L’ouvrier qui percevra un salaire assez fort pour parer aisément à ses besoins et à ceux de sa famille s’appliquera, s’il est sage, à être économe. Suivant le conseil que semble lui donner la nature elle-même, il visera par de prudentes épargnes à se ménager un petit superflu qui lui permette de parvenir un jour à l’acquisition d’un modeste patrimoine. Nous avons vu, en effet, que la question présente ne pouvait recevoir de solution vraiment efficace si l’on ne commençait par poser comme principe fondamental l’inviolabilité de la propriété privée. Il importe donc que les lois favorisent l’esprit de propriété, le réveillent et le développent autant qu’il est possible dans les masses populaires.

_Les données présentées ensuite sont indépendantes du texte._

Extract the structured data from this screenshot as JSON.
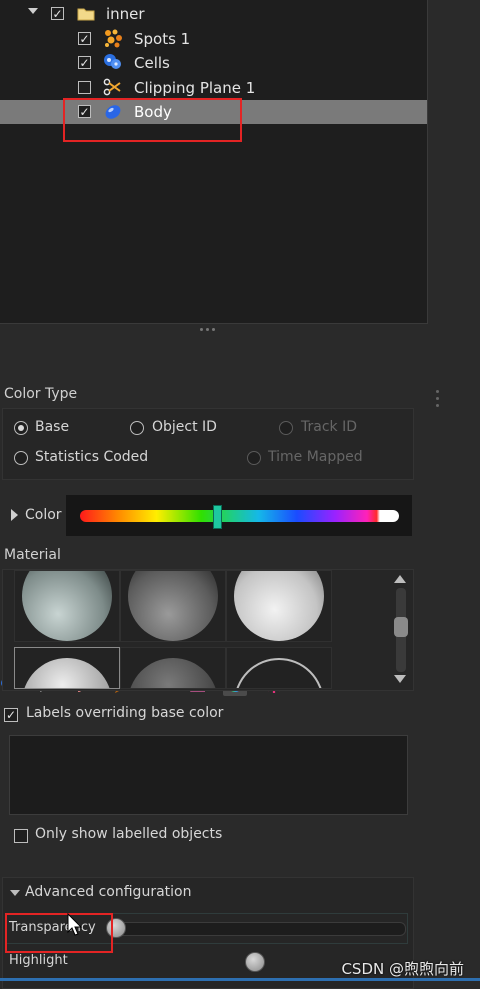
{
  "tree": {
    "items": [
      {
        "label": "inner",
        "checked": true,
        "icon": "folder-icon"
      },
      {
        "label": "Spots 1",
        "checked": true,
        "icon": "spots-icon"
      },
      {
        "label": "Cells",
        "checked": true,
        "icon": "cells-icon"
      },
      {
        "label": "Clipping Plane 1",
        "checked": false,
        "icon": "scissors-icon"
      },
      {
        "label": "Body",
        "checked": true,
        "icon": "surface-icon",
        "selected": true
      }
    ]
  },
  "toolbar": {
    "tools": [
      "cells-tool-icon",
      "magic-wand-icon",
      "paint-brush-icon",
      "pencil-icon",
      "filter-icon",
      "grid-stats-icon",
      "color-wheel-icon",
      "gear-settings-icon"
    ],
    "active": "color-wheel-icon"
  },
  "color_type": {
    "title": "Color Type",
    "options": {
      "base": "Base",
      "object_id": "Object ID",
      "track_id": "Track ID",
      "statistics": "Statistics Coded",
      "time_mapped": "Time Mapped"
    },
    "selected": "Base"
  },
  "color": {
    "label": "Color",
    "hue_position": 0.53
  },
  "material": {
    "title": "Material"
  },
  "labels": {
    "override_label": "Labels overriding base color",
    "override_checked": true,
    "only_labelled": "Only show labelled objects",
    "only_labelled_checked": false
  },
  "advanced": {
    "title": "Advanced configuration",
    "transparency_label": "Transparency",
    "transparency_value": 0.0,
    "highlight_label": "Highlight",
    "highlight_value": 0.5
  },
  "watermark": "CSDN @煦煦向前",
  "colors": {
    "accent_selection": "#7a7a7a",
    "highlight_box": "#e32424",
    "slider_marker": "#1ec8a0"
  }
}
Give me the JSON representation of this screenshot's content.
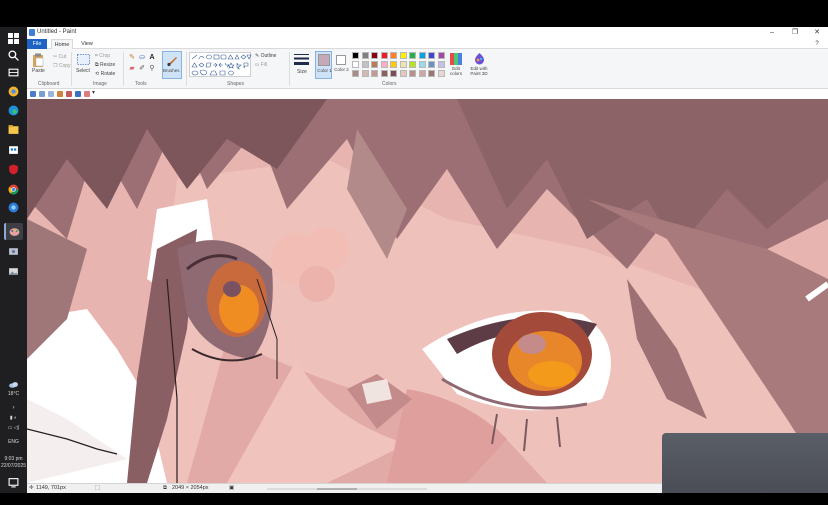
{
  "window": {
    "title": "Untitled - Paint",
    "minimize": "–",
    "maximize": "❐",
    "close": "✕"
  },
  "tabs": {
    "file": "File",
    "home": "Home",
    "view": "View"
  },
  "ribbon": {
    "clipboard": {
      "label": "Clipboard",
      "paste": "Paste",
      "cut": "Cut",
      "copy": "Copy"
    },
    "image": {
      "label": "Image",
      "select": "Select",
      "crop": "Crop",
      "resize": "Resize",
      "rotate": "Rotate"
    },
    "tools": {
      "label": "Tools"
    },
    "brushes": {
      "label": "Brushes"
    },
    "shapes": {
      "label": "Shapes",
      "outline": "Outline",
      "fill": "Fill"
    },
    "size": {
      "label": "Size"
    },
    "color1": {
      "label": "Color 1",
      "hex": "#c4a9b8"
    },
    "color2": {
      "label": "Color 2",
      "hex": "#ffffff"
    },
    "colors": {
      "label": "Colors",
      "row1": [
        "#000000",
        "#7f7f7f",
        "#880015",
        "#ed1c24",
        "#ff7f27",
        "#fff200",
        "#22b14c",
        "#00a2e8",
        "#3f48cc",
        "#a349a4"
      ],
      "row2": [
        "#ffffff",
        "#c3c3c3",
        "#b97a57",
        "#ffaec9",
        "#ffc90e",
        "#efe4b0",
        "#b5e61d",
        "#99d9ea",
        "#7092be",
        "#c8bfe7"
      ],
      "row3": [
        "#a88a86",
        "#d6b8b2",
        "#c49a97",
        "#8c5f5f",
        "#7a4e55",
        "#e2c7bf",
        "#b98e8b",
        "#cfa6a3",
        "#9b7574",
        "#e9d6d0"
      ]
    },
    "edit_colors": "Edit colors",
    "edit_paint3d": "Edit with Paint 3D"
  },
  "status": {
    "cursor_pos": "1149, 701px",
    "image_size": "2049 × 2054px"
  },
  "taskbar": {
    "weather": "18°C",
    "language": "ENG",
    "time": "9:03 pm",
    "date": "22/07/2025"
  }
}
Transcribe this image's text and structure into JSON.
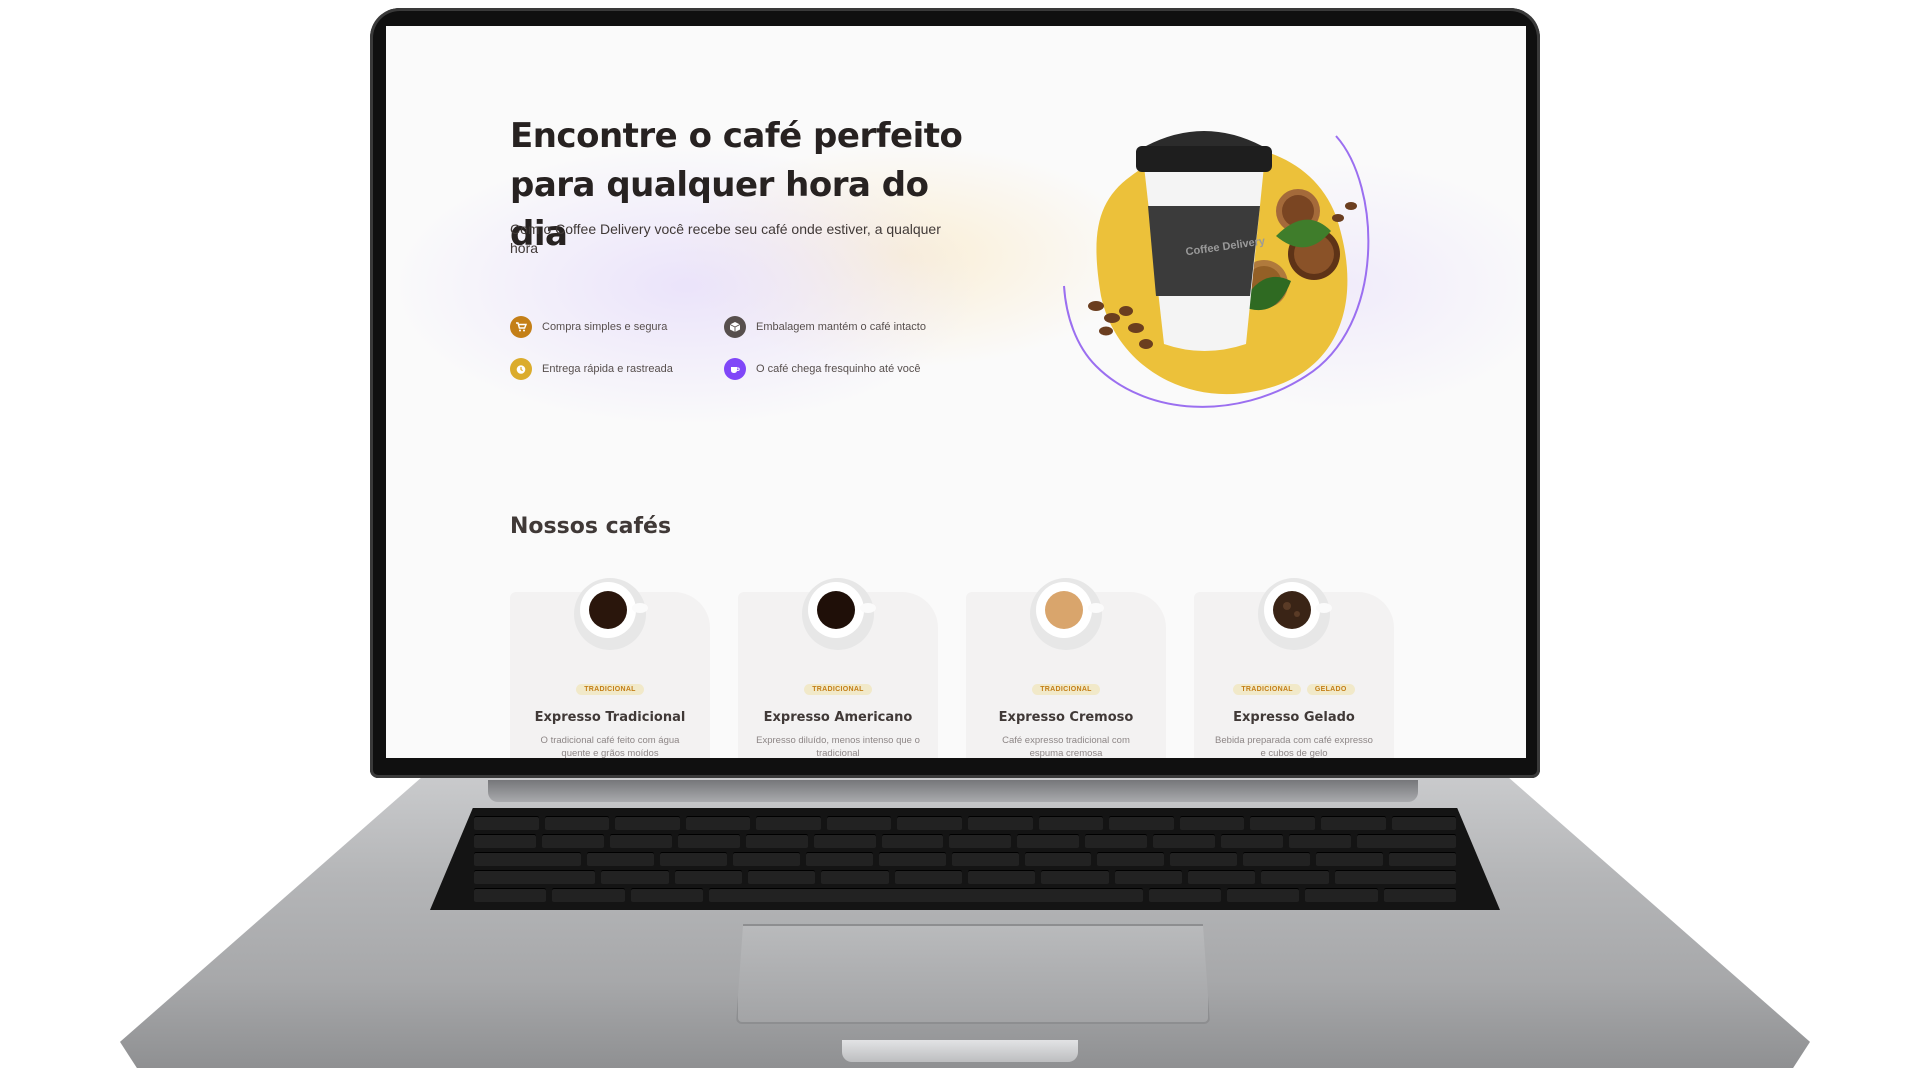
{
  "hero": {
    "title": "Encontre o café perfeito para qualquer hora do dia",
    "subtitle": "Com o Coffee Delivery você recebe seu café onde estiver, a qualquer hora",
    "features": [
      {
        "label": "Compra simples e segura",
        "icon": "cart-icon",
        "color": "#c47f17"
      },
      {
        "label": "Embalagem mantém o café intacto",
        "icon": "package-icon",
        "color": "#574f4d"
      },
      {
        "label": "Entrega rápida e rastreada",
        "icon": "timer-icon",
        "color": "#dbac2c"
      },
      {
        "label": "O café chega fresquinho até você",
        "icon": "coffee-icon",
        "color": "#8047f8"
      }
    ],
    "cup_brand": "Coffee Delivery"
  },
  "catalog": {
    "title": "Nossos cafés",
    "items": [
      {
        "name": "Expresso Tradicional",
        "tags": [
          "TRADICIONAL"
        ],
        "description": "O tradicional café feito com água quente e grãos moídos",
        "liquid": "#2a160c"
      },
      {
        "name": "Expresso Americano",
        "tags": [
          "TRADICIONAL"
        ],
        "description": "Expresso diluído, menos intenso que o tradicional",
        "liquid": "#1f0f08"
      },
      {
        "name": "Expresso Cremoso",
        "tags": [
          "TRADICIONAL"
        ],
        "description": "Café expresso tradicional com espuma cremosa",
        "liquid": "#d9a56c"
      },
      {
        "name": "Expresso Gelado",
        "tags": [
          "TRADICIONAL",
          "GELADO"
        ],
        "description": "Bebida preparada com café expresso e cubos de gelo",
        "liquid": "#3a2416"
      }
    ]
  },
  "colors": {
    "yellow": "#dbac2c",
    "yellow_dark": "#c47f17",
    "purple": "#8047f8",
    "text_title": "#272221"
  }
}
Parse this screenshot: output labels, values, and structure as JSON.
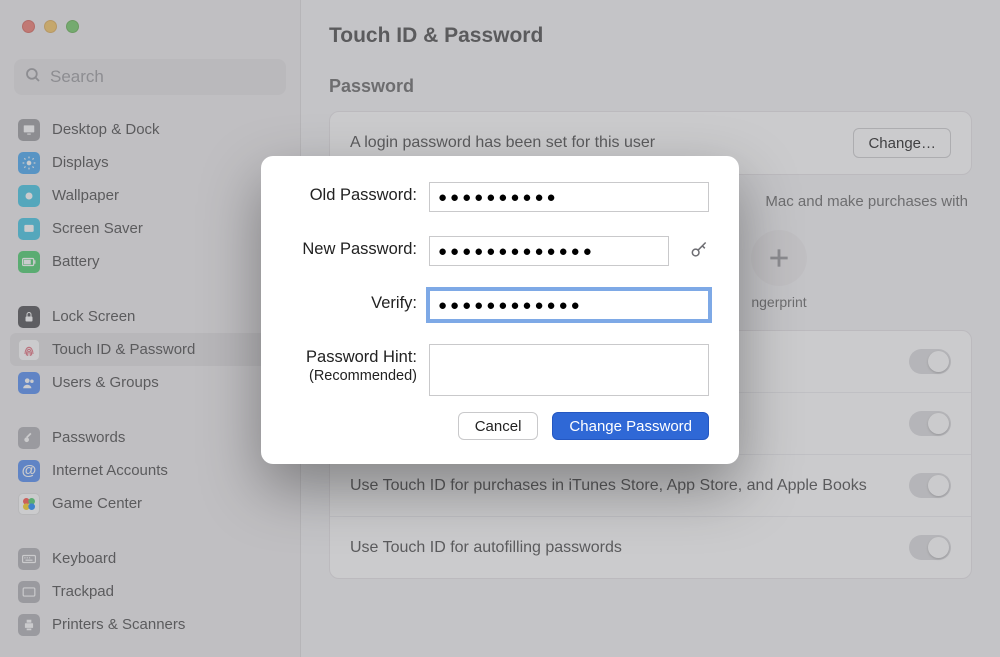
{
  "window": {
    "title": "Touch ID & Password"
  },
  "sidebar": {
    "search_placeholder": "Search",
    "groups": [
      [
        {
          "icon": "desktop",
          "bg": "#8e8e93",
          "label": "Desktop & Dock"
        },
        {
          "icon": "displays",
          "bg": "#2f9cef",
          "label": "Displays"
        },
        {
          "icon": "wallpaper",
          "bg": "#29bde0",
          "label": "Wallpaper"
        },
        {
          "icon": "screensaver",
          "bg": "#29bde0",
          "label": "Screen Saver"
        },
        {
          "icon": "battery",
          "bg": "#34c759",
          "label": "Battery"
        }
      ],
      [
        {
          "icon": "lock",
          "bg": "#3a3a3c",
          "label": "Lock Screen"
        },
        {
          "icon": "touchid",
          "bg": "#ffffff",
          "label": "Touch ID & Password",
          "selected": true
        },
        {
          "icon": "users",
          "bg": "#3d7ff0",
          "label": "Users & Groups"
        }
      ],
      [
        {
          "icon": "key",
          "bg": "#a7a7ab",
          "label": "Passwords"
        },
        {
          "icon": "at",
          "bg": "#3d7ff0",
          "label": "Internet Accounts"
        },
        {
          "icon": "game",
          "bg": "#ffffff",
          "label": "Game Center"
        }
      ],
      [
        {
          "icon": "keyboard",
          "bg": "#a7a7ab",
          "label": "Keyboard"
        },
        {
          "icon": "trackpad",
          "bg": "#a7a7ab",
          "label": "Trackpad"
        },
        {
          "icon": "printer",
          "bg": "#a7a7ab",
          "label": "Printers & Scanners"
        }
      ]
    ]
  },
  "main": {
    "section_password": "Password",
    "login_set_text": "A login password has been set for this user",
    "change_button": "Change…",
    "touchid_desc_partial": "Mac and make purchases with",
    "add_fingerprint": "ngerprint",
    "toggles": [
      {
        "text": ""
      },
      {
        "text": ""
      },
      {
        "text": "Use Touch ID for purchases in iTunes Store, App Store, and Apple Books"
      },
      {
        "text": "Use Touch ID for autofilling passwords"
      }
    ]
  },
  "modal": {
    "old_label": "Old Password:",
    "old_value": "●●●●●●●●●●",
    "new_label": "New Password:",
    "new_value": "●●●●●●●●●●●●●",
    "verify_label": "Verify:",
    "verify_value": "●●●●●●●●●●●●",
    "hint_label": "Password Hint:",
    "hint_sub": "(Recommended)",
    "hint_value": "",
    "cancel": "Cancel",
    "change": "Change Password"
  }
}
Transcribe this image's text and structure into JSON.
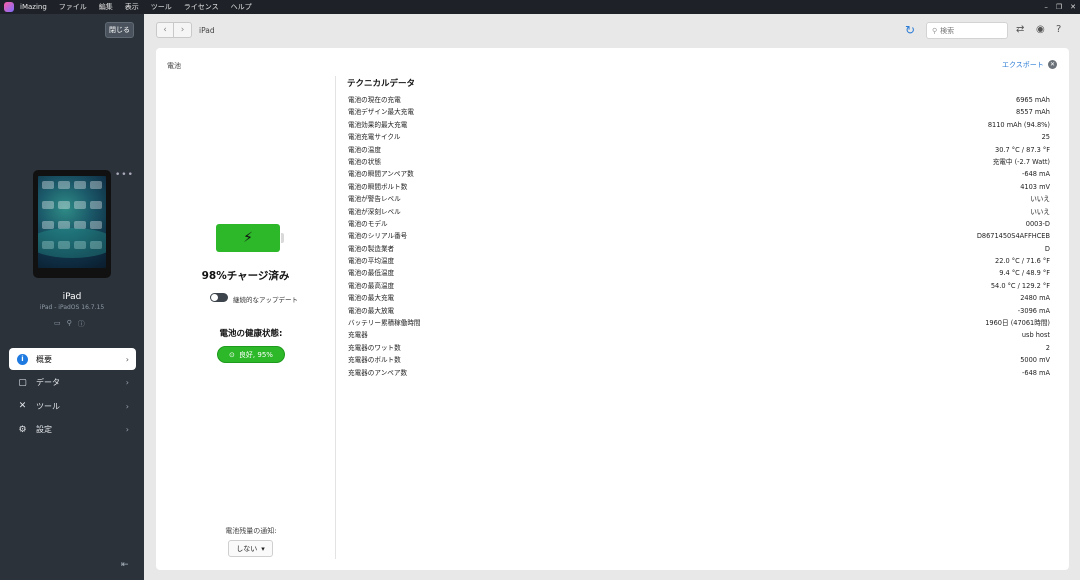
{
  "menubar": {
    "app": "iMazing",
    "items": [
      "ファイル",
      "編集",
      "表示",
      "ツール",
      "ライセンス",
      "ヘルプ"
    ]
  },
  "sidebar": {
    "close_label": "閉じる",
    "device_name": "iPad",
    "device_sub": "iPad - iPadOS 16.7.15",
    "nav": [
      {
        "label": "概要",
        "icon": "info-icon",
        "active": true
      },
      {
        "label": "データ",
        "icon": "data-icon",
        "active": false
      },
      {
        "label": "ツール",
        "icon": "tools-icon",
        "active": false
      },
      {
        "label": "設定",
        "icon": "gear-icon",
        "active": false
      }
    ]
  },
  "toolbar": {
    "breadcrumb": "iPad",
    "search_placeholder": "検索"
  },
  "panel": {
    "title": "電池",
    "export_label": "エクスポート",
    "charge_title": "98%チャージ済み",
    "toggle_label": "継続的なアップデート",
    "health_label": "電池の健康状態:",
    "health_value": "良好, 95%",
    "notify_label": "電池残量の通知:",
    "notify_value": "しない",
    "battery_level": 0.98
  },
  "tech": {
    "title": "テクニカルデータ",
    "rows": [
      {
        "k": "電池の現在の充電",
        "v": "6965 mAh"
      },
      {
        "k": "電池デザイン最大充電",
        "v": "8557 mAh"
      },
      {
        "k": "電池効果的最大充電",
        "v": "8110 mAh (94.8%)"
      },
      {
        "k": "電池充電サイクル",
        "v": "25"
      },
      {
        "k": "電池の温度",
        "v": "30.7 °C / 87.3 °F"
      },
      {
        "k": "電池の状態",
        "v": "充電中 (-2.7 Watt)"
      },
      {
        "k": "電池の瞬間アンペア数",
        "v": "-648 mA"
      },
      {
        "k": "電池の瞬間ボルト数",
        "v": "4103 mV"
      },
      {
        "k": "電池が警告レベル",
        "v": "いいえ"
      },
      {
        "k": "電池が深刻レベル",
        "v": "いいえ"
      },
      {
        "k": "電池のモデル",
        "v": "0003-D"
      },
      {
        "k": "電池のシリアル番号",
        "v": "D8671450S4AFFHCEB"
      },
      {
        "k": "電池の製造業者",
        "v": "D"
      },
      {
        "k": "電池の平均温度",
        "v": "22.0 °C / 71.6 °F"
      },
      {
        "k": "電池の最低温度",
        "v": "9.4 °C / 48.9 °F"
      },
      {
        "k": "電池の最高温度",
        "v": "54.0 °C / 129.2 °F"
      },
      {
        "k": "電池の最大充電",
        "v": "2480 mA"
      },
      {
        "k": "電池の最大放電",
        "v": "-3096 mA"
      },
      {
        "k": "バッテリー累積稼働時間",
        "v": "1960日 (47061時間)"
      },
      {
        "k": "充電器",
        "v": "usb host"
      },
      {
        "k": "充電器のワット数",
        "v": "2"
      },
      {
        "k": "充電器のボルト数",
        "v": "5000 mV"
      },
      {
        "k": "充電器のアンペア数",
        "v": "-648 mA"
      }
    ]
  }
}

Ce résultat une fois obtenu serait la source des plus précieux avantages. Et d’abord, la répartition des biens serait certainement plus équitable. La violence des bouleversements sociaux a divisé le corps social en deux classes et a creusé entre elles un immense abîme. D’une part, une faction toute-puissante par sa richesse. Maîtresse absolue de l’industrie et du commerce, elle détourne le cours des richesses et en fait affluer vers elle toutes les sources. Elle tient d’ailleurs en sa main plus d’un ressort de l’administration publique. De l’autre, une multitude indigente et faible, l’âme ulcérée, toujours prête au désordre. Eh bien, si l’on stimule l’industrieuse activité du peuple par la perspective d’une participation à la propriété du sol, l’on verra se combler peu à peu l’abîme qui sépare l’opulence de la misère et s’opérer le rapprochement des deux classes.